Dez anos de UPPs: Cariocas não sentem impacto no cotidiano
Pesquisa realizada com 2.479 pessoas aponta que mesmo sem mudanças significativas, 60% da população prefere que as unidades permaneçam nas comunidades, mas com alterações
Às vésperas de completar dez anos de implantação, as Unidades de Polícia Pacificadora (UPPs) no Rio de Janeiro estão desacreditadas pela população, indica pesquisa divulgada hoje (22) pelo Centro de Estudos de Segurança e Cidadania (Cesec), da Universidade Candido Mendes. Quando questionados sobre o que achavam do programa, ‘não faz diferença’ foi a resposta de mais da metade dos moradores entrevistados nos 37 territórios com UPP.
A pesquisa foi feita entre 8 de agosto e 25 de outubro de 2016, com uma amostra domiciliar de 2.479 pessoas com 16 anos ou mais de idade. O Programa de Polícia Pacificadora (UPP) começou em dezembro de 2008, com a ocupação da favela Santa Marta, no bairro de Botafogo, zona sul. De 2009 a 2014, outros 36 territórios da cidade foram incorporados ao programa.
Cerca de 49% das pessoas ouvidas declararam que a UPP local não vem melhorando nem piorando desde sua instalação. Entretanto, de acordo com uma das coordenadoras da pesquisa, Sílvia Ramos, surpreendeu o dado que mostra que quase 60% dos moradores ouvidos não querem que o projeto acabe.
“Apesar da avaliação extremamente crítica por parte de muitos moradores sobre as UPPs, quando perguntamos se preferiam que as UPPs acabassem, quase 60% responderam que prefeririam que ficassem, mas que fossem modificadas”, disse.
Para 79% dos entrevistados, uma das medidas necessárias para melhorar o desempenho da iniciativa seria punir os maus policiais. Os moradores apontaram também, a necessidade de oferecer melhores condições de trabalhos, projetos de capacitação para os jovens e policiais e ofertas de outros serviços públicos, além do policiamento.
Convivência
Mulheres são mais favoráveis à permanência de UPP do que homens, (66% contra 58%), e brancos mais do que negros (70% contra 61%). O estudo apontou ainda, que jovens são mais críticos à atuação dos policiais.

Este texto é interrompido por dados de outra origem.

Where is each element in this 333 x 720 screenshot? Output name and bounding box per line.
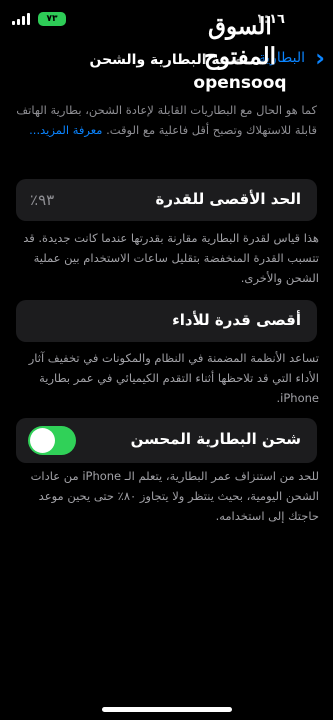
peak-performance-footer: تساعد الأنظمة المضمنة في النظام والمكونا… xyxy=(28,351,319,405)
peak-performance-label: أقصى قدرة للأداء xyxy=(172,311,301,329)
learn-more-link[interactable]: معرفة المزيد... xyxy=(29,123,102,137)
optimized-charging-row: شحن البطارية المحسن xyxy=(16,418,317,463)
optimized-charging-label: شحن البطارية المحسن xyxy=(130,430,301,448)
optimized-charging-footer: للحد من استنزاف عمر البطارية، يتعلم الـ … xyxy=(30,469,319,523)
watermark-english-text: opensooq xyxy=(193,73,287,93)
cellular-signal-icon xyxy=(12,13,30,25)
optimized-charging-toggle[interactable] xyxy=(28,426,76,455)
intro-text: كما هو الحال مع البطاريات القابلة لإعادة… xyxy=(16,100,317,140)
max-capacity-footer: هذا قياس لقدرة البطارية مقارنة بقدرتها ع… xyxy=(23,231,319,285)
max-capacity-value: ٪٩٣ xyxy=(30,191,55,209)
toggle-knob xyxy=(30,428,55,453)
opensooq-watermark: السوق المفتوح opensooq xyxy=(170,12,310,93)
home-indicator[interactable] xyxy=(102,707,232,712)
battery-icon: ٧٣ xyxy=(38,12,66,26)
max-capacity-label: الحد الأقصى للقدرة xyxy=(155,190,302,208)
peak-performance-row: أقصى قدرة للأداء xyxy=(16,300,317,342)
max-capacity-row: الحد الأقصى للقدرة ٪٩٣ xyxy=(16,179,317,221)
watermark-arabic-text: السوق المفتوح xyxy=(204,13,276,70)
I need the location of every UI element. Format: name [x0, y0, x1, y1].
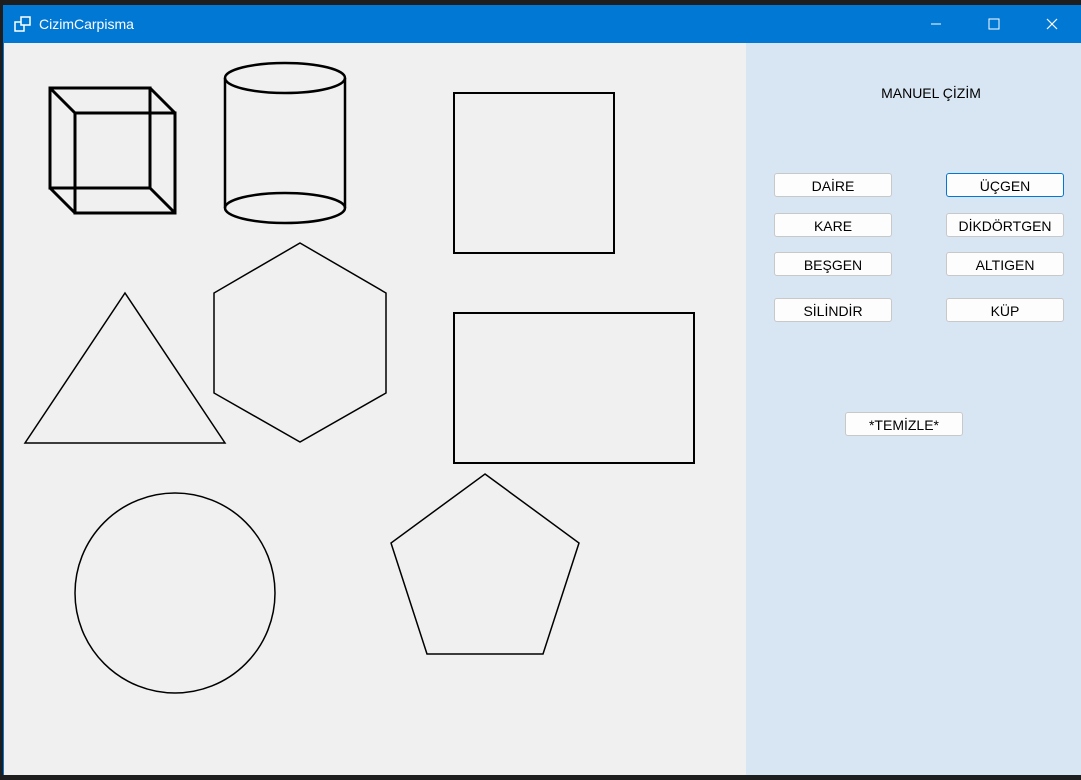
- drawing-canvas[interactable]: [4, 43, 746, 775]
- panel-title: MANUEL ÇİZİM: [881, 85, 981, 101]
- close-button[interactable]: [1023, 5, 1081, 43]
- clear-button[interactable]: *TEMİZLE*: [845, 412, 963, 436]
- hexagon-button[interactable]: ALTIGEN: [946, 252, 1064, 276]
- maximize-button[interactable]: [965, 5, 1023, 43]
- pentagon-button[interactable]: BEŞGEN: [774, 252, 892, 276]
- triangle-button[interactable]: ÜÇGEN: [946, 173, 1064, 197]
- cube-button[interactable]: KÜP: [946, 298, 1064, 322]
- control-panel: MANUEL ÇİZİM DAİRE ÜÇGEN KARE DİKDÖRTGEN…: [746, 43, 1081, 775]
- minimize-button[interactable]: [907, 5, 965, 43]
- drawing-surface: [23, 61, 695, 694]
- close-icon: [1046, 18, 1058, 30]
- rectangle-button[interactable]: DİKDÖRTGEN: [946, 213, 1064, 237]
- triangle-shape: [23, 291, 227, 444]
- cube-shape: [48, 86, 177, 215]
- circle-shape: [74, 492, 276, 694]
- square-button[interactable]: KARE: [774, 213, 892, 237]
- pentagon-shape: [390, 473, 580, 655]
- rectangle-shape: [453, 312, 695, 464]
- window-title: CizimCarpisma: [39, 16, 134, 32]
- hexagon-shape: [213, 242, 387, 443]
- app-window: CizimCarpisma MANUEL ÇİZİM DAİRE ÜÇGEN K…: [3, 5, 1081, 775]
- title-bar[interactable]: CizimCarpisma: [4, 5, 1081, 43]
- minimize-icon: [931, 23, 941, 25]
- cylinder-button[interactable]: SİLİNDİR: [774, 298, 892, 322]
- app-icon: [14, 16, 31, 32]
- circle-button[interactable]: DAİRE: [774, 173, 892, 197]
- maximize-icon: [988, 18, 1000, 30]
- square-shape: [453, 92, 615, 254]
- cylinder-shape: [223, 61, 347, 225]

“Os que mais defendem o fim das UPPs são aqueles que foram mais abordados pela polícia e que tiveram suas casas revistadas. Esse tipo de experiência, muito mais frequente entre os jovens, é muito negativa para a avaliação de todo o resto. Os jovens são um grupo que merece atenção especial, pois já sofrem muito preconceito, sobretudo, o jovem negro”, disse.
Ao todo, 38% dos entrevistados relataram situações em que os policiais das UPPs xingaram ou humilharam moradores da comunidade.
Policiamento de Proximidade
Outro ponto revelador do estudo, segundo a pesquisadora, foi que 95,8% dos entrevistados declararam não ter tido contato direto com os policiais da unidade em situações do cotidiano.
“Aquele projeto do policiamento de proximidade, do policial que criaria um enraizamento comunitário, que estaria presente na vida dos moradores, não se cumpriu”, opinou Sílvia.
A pesquisadora Leonarda Musumeci, que também coordenou o estudo, ressaltou que nas áreas nobres do Rio foi registrada maior percepção de impactos positivos do programa. Cerca de 48% dos moradores das zonas sul e centro afirmaram que a UPP trouxe benefícios; já os da zona oeste, área mais negligenciada pelo Poder Público, apenas 23% viram impactos positivos depois da UPP e 45% disseram que a UPP trouxe problemas, contra 18% dos moradores da zona sul e centro.
“Em outras palavras, os resultados da pesquisa parecem refletir a costumeira desigualdade de tratamento do Poder Público às regiões mais ricas e mais pobres do município”, afirmou.
“Na medida em que as UPPs foram se multiplicando, em uma velocidade impressionante, os cuidados que havia em relação às primeiras favelas atendidas, na zona sul, foram se perdendo. Nas últimas experiências mais para a zona oeste, essas favelas receberam um tipo de policiamento mais ostensivo, criando relações de hostilidade com os moradores”, explicou Sílvia.
Para 40% dos moradores, a falta de infraestrutura e de serviços urbanos é o principal problema enfrentado na favela, seguido de violência, insegurança, confrontos e tiroteios (32%).